Lors de la visite d’État du roi Charles III de Grande-Bretagne et de la reine Camilla à Washington, un bref instant au banquet d’État est devenu le véritable point culminant de la visite et a attiré l’attention tout au long de la soirée.
Dans un premier temps, l’accent a été mis sur les signes habituels de liens transatlantiques étroits. Donald Trump a reçu le couple royal britannique à la Maison Blanche avec tous les honneurs protocolaires, accompagnés de discussions politiques et d’apparitions symboliques.
Mais Trump a repris une formulation qu’il avait déjà utilisée, par exemple lors du Forum économique mondial : sans les États-Unis, les Européens parleraient aujourd’hui allemand. Cela faisait référence au rôle décisif des États-Unis dans la Seconde Guerre mondiale et à la victoire sur Adolf Hitler. La remarque pointue correspondait au style bien connu de Trump – pointu, sûr de lui et historiquement abrégé.

Lorsque Charles est venu plus tard au pupitre, il a repris exactement cette idée – et a répliqué avec une punchline aussi succincte qu’efficace. Il ose dire, dit le monarque d’un ton calme, que sans la Grande-Bretagne, les Américains parleraient français aujourd’hui.
Des rires ont suivi dans la salle, et Trump lui-même a également réagi avec amusement. Mais derrière la légèreté de la scène se cache une référence historique consciemment placée.
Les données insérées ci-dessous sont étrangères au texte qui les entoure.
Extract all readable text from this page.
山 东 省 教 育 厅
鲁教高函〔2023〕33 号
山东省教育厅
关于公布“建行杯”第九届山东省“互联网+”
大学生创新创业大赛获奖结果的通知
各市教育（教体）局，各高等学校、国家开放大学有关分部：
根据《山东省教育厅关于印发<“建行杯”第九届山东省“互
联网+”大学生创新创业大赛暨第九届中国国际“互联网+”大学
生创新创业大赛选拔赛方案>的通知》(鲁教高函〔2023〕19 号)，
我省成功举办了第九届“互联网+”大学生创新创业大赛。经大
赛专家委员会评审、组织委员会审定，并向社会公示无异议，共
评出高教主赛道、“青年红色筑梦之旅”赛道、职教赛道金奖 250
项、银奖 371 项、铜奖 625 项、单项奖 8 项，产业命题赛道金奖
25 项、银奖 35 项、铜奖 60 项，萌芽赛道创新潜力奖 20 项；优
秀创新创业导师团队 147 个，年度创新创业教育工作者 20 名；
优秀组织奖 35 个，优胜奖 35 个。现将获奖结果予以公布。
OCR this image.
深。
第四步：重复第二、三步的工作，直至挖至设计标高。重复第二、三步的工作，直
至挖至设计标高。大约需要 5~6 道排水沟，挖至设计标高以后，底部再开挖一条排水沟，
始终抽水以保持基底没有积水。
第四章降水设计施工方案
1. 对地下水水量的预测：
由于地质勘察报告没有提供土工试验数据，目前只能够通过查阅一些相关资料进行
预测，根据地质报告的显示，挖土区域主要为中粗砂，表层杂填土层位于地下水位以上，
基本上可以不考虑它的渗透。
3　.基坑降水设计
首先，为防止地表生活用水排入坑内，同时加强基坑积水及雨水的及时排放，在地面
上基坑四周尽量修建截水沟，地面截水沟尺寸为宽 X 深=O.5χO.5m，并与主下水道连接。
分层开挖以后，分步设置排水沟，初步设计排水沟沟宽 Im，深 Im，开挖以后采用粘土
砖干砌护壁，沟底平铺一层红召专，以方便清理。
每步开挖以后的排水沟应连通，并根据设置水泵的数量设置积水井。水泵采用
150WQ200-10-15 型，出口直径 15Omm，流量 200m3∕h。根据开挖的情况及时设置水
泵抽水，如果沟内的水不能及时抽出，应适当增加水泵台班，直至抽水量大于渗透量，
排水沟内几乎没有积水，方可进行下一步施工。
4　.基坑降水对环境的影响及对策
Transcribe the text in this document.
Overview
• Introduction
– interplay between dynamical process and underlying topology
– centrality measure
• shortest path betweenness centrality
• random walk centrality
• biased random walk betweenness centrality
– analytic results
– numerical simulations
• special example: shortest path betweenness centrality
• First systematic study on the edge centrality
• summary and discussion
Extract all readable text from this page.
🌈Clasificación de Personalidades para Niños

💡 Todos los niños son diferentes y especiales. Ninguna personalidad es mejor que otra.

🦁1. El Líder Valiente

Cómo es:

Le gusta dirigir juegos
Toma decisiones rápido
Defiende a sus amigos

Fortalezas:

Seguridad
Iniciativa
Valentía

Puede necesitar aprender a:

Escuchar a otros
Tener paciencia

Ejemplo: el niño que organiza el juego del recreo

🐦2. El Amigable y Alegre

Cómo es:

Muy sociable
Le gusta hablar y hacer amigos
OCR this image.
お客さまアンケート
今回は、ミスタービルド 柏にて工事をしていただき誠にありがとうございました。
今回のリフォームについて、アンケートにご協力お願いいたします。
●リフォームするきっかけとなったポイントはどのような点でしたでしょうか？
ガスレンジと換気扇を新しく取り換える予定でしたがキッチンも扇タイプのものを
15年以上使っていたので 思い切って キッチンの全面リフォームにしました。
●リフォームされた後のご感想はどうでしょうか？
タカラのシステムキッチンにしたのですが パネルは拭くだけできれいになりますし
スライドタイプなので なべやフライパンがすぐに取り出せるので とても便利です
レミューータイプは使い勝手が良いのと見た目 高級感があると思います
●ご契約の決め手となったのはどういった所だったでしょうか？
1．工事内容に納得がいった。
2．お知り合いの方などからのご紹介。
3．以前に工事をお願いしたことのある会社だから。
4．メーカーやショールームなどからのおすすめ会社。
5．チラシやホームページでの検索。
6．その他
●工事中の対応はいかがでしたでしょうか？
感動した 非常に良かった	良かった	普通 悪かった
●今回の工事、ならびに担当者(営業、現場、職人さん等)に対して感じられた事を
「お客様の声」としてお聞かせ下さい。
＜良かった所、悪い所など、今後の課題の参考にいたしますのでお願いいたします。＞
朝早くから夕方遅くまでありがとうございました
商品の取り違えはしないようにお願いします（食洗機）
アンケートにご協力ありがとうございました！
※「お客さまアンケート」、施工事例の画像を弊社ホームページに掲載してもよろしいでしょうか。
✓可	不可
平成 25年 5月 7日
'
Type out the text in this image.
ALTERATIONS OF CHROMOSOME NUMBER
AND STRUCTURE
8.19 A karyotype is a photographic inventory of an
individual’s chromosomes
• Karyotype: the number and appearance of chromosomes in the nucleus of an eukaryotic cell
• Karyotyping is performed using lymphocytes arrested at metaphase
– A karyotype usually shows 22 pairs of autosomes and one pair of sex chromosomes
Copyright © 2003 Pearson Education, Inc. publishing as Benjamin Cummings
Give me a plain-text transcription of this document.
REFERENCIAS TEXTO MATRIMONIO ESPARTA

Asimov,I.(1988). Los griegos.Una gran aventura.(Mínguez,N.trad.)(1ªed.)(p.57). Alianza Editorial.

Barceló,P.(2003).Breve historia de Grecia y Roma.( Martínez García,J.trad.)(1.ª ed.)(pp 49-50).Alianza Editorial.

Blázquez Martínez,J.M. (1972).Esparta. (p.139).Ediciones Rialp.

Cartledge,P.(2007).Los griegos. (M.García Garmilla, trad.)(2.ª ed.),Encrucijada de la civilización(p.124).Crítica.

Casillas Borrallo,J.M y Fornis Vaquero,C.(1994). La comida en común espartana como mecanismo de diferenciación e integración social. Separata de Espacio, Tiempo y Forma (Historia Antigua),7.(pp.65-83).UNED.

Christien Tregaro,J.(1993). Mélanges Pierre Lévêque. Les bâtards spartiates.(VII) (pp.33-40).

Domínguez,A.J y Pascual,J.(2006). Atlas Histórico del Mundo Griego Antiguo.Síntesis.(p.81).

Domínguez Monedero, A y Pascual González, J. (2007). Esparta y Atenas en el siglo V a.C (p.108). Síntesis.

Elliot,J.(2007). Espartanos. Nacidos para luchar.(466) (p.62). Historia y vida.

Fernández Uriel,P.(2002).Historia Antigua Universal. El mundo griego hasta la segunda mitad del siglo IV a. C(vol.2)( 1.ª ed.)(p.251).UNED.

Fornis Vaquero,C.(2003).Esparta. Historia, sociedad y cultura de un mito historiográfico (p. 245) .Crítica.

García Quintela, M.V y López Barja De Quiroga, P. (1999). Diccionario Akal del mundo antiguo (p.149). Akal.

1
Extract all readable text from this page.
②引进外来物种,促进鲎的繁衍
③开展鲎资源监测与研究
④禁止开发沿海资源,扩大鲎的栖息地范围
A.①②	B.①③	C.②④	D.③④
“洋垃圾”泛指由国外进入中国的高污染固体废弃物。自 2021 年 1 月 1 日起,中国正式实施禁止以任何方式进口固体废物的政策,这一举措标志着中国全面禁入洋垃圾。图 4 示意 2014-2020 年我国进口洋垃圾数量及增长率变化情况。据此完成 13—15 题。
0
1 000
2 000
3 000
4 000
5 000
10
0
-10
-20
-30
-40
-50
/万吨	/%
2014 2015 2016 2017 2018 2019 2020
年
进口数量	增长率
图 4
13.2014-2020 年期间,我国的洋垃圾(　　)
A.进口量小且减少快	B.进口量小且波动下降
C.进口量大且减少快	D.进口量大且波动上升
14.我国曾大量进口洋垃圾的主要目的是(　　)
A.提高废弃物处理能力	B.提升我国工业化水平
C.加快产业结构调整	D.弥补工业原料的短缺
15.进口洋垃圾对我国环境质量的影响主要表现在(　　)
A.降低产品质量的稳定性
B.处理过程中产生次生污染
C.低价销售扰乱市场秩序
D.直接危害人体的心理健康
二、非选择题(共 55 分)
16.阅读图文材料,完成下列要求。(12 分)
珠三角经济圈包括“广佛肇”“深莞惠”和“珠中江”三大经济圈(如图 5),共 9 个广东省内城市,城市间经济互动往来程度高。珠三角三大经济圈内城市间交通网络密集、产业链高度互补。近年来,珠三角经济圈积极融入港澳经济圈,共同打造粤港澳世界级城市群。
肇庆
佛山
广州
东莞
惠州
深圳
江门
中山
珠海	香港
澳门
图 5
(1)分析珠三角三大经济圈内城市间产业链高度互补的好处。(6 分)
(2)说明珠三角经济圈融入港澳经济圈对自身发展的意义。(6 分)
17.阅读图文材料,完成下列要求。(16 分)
Charles faisait allusion à la guerre de Sept Ans, au cours de laquelle la Grande-Bretagne s’est imposée contre la France et a assuré la suprématie en Amérique du Nord. Ce développement était une condition préalable essentielle pour les colonies britanniques ultérieures, d’où émergeront finalement les États-Unis.
La conclusion précise : sans ce point de départ britannique, le continent nord-américain aurait pu se développer sous une plus grande influence française.
Le bref échange a rendu visible deux perspectives différentes sur l’histoire. Alors que Trump mettait l’accent sur le rôle des États-Unis au XXe siècle, Charles rappelait que la création des États-Unis elle-même était le résultat des constellations de puissances européennes au XVIIIe siècle. Les deux déclarations contiennent un noyau de vérité – et en même temps réduisent des développements historiques complexes à un récit national. (créer)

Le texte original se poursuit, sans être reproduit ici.